如此善良的朋也,雪成时常挣扎着要选择珍惜还是疏离,为了不让朋也因为他的缘故跟着被排挤欺凌,他们之间说好了有其他人在就禁止往来的约定,如果是这样就不需要担心了,时隔已久好不容易交到的朋友,对伤害和恶念已是习以为常的雪成而言,朋也的温柔和善意都让沉浸于孤独的他,忍不住好奇、羡慕甚至渴求,想伸出手去抓住那道难得的光明。
希望珍惜的同时,心里也在隐隐担忧,面对朋也如阳光灿烂的温煦,雪成总是下意识的询问自己。
这样真的好吗?要是朋也因为他迎接不幸…像他这种人就这么接受没关系吗?……
开心幸福的背后,所潜藏的忧虑无时无刻都在提醒他,不能轻易沦陷于温暖,一旦接触了光明就再也无法习惯原本阴暗的漆黑,他渴望得到幸福,却也害怕着会再次失去,更别说是失去后的打击。
悄悄凝望朋也的侧颜,隐忧和恐惧大片蔓延在雪成的心里,如荆棘紧紧缠绕住他的心脏。
「明天见,雪成。」
「嗯,明天见,朋也。
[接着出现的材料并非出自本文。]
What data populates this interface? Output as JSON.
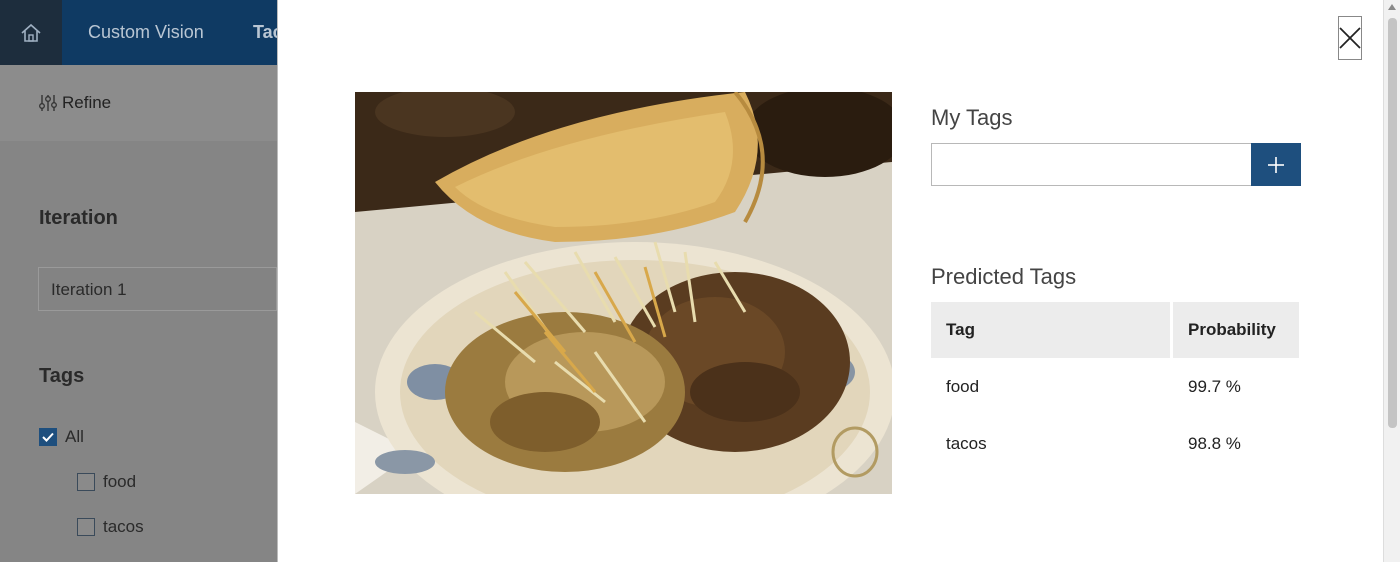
{
  "header": {
    "app_title": "Custom Vision",
    "tab_partial": "Tac",
    "home_icon": "home-icon"
  },
  "sidebar": {
    "refine_label": "Refine",
    "refine_icon": "sliders-icon",
    "iteration_title": "Iteration",
    "iteration_value": "Iteration 1",
    "tags_title": "Tags",
    "tags": [
      {
        "label": "All",
        "checked": true
      },
      {
        "label": "food",
        "checked": false
      },
      {
        "label": "tacos",
        "checked": false
      }
    ]
  },
  "modal": {
    "close_icon": "close-icon",
    "image_description_icon": "food-photo",
    "my_tags_label": "My Tags",
    "tag_input_value": "",
    "add_icon": "plus-icon",
    "predicted_label": "Predicted Tags",
    "table": {
      "headers": [
        "Tag",
        "Probability"
      ],
      "rows": [
        {
          "tag": "food",
          "probability": "99.7 %"
        },
        {
          "tag": "tacos",
          "probability": "98.8 %"
        }
      ]
    }
  },
  "colors": {
    "accent": "#1e4f7e",
    "topbar": "#0f3a63",
    "overlay": "#7a7a7a"
  }
}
」
即使劳累了一天也不能松懈,雪成打算准备完晚餐和作业,再填写交换日记,在学校不方便和朋也搭话,放学后更是为了应付父亲需要尽快回家,因此他们之间都用日记互相传达彼此的想法,而温柔的朋也担心提到家里和欺凌的事,会让他感到不适或触“字”伤情,也尽量避免相关的话题。
…朋也是个非常温柔的人,不应该和他待在一起。
隔着纱布抚上红肿的脸颊,雪成暗着眼眸走在回家路上,一栋两层楼的建筑进入他的视野,位于门铃旁贴有一个牌子,上头是泛黄褪色的“霜月”二字,正思考着日记要写什么,眼角余光注意到了一辆车,使他不由瞠大双目。
……那是、爸爸的车。
昔日被痛殴狠打的恐惧再度浮现,雪成感觉自己的呼吸变得急促,心跳也越来越快,眼前那扇紧闭的门比以往更来的扭曲,从里头散发出让他反胃的气息。
——今天爸爸“在家”。
冷汗逐渐沁出,雪成紧张的咽下唾沫,如临大敌般伸手转开了门把,发出细小的嘎吱声,警戒的换下鞋子,他小心翼翼的踏入走廊,屏住呼吸往客厅望了一眼。
没有人在。
如果不在客厅,那应该就在卧室吧,父亲通常都会入睡直至晚上,雪成暗自庆幸自己幸免了一次遭殃,却忽然感觉到后方有人的气息。
「!?」雪成惊吓的立刻转身,即时捕捉到父亲挥舞拳头的身影,随即腹部便一阵疼痛。「爸——咳呃!!」
雪成捂着肚子直接撞上坚硬的墙壁,表情狰狞的跌坐在地,他庆幸的太早了,除了腹部腿也传来了痛楚,他只能无助的缩成一团,保护重要的部位,任由拳头和踢击大力的接连落在自己身上,麻辣的疼痛遍布全身,滚烫的泪水奔腾而出,他仅能这么做来保护自己,他知道在力气和反应上根本不及父亲,反抗只会赢得反效果,因此他只能忍耐,蜷缩身子呜咽哭泣着。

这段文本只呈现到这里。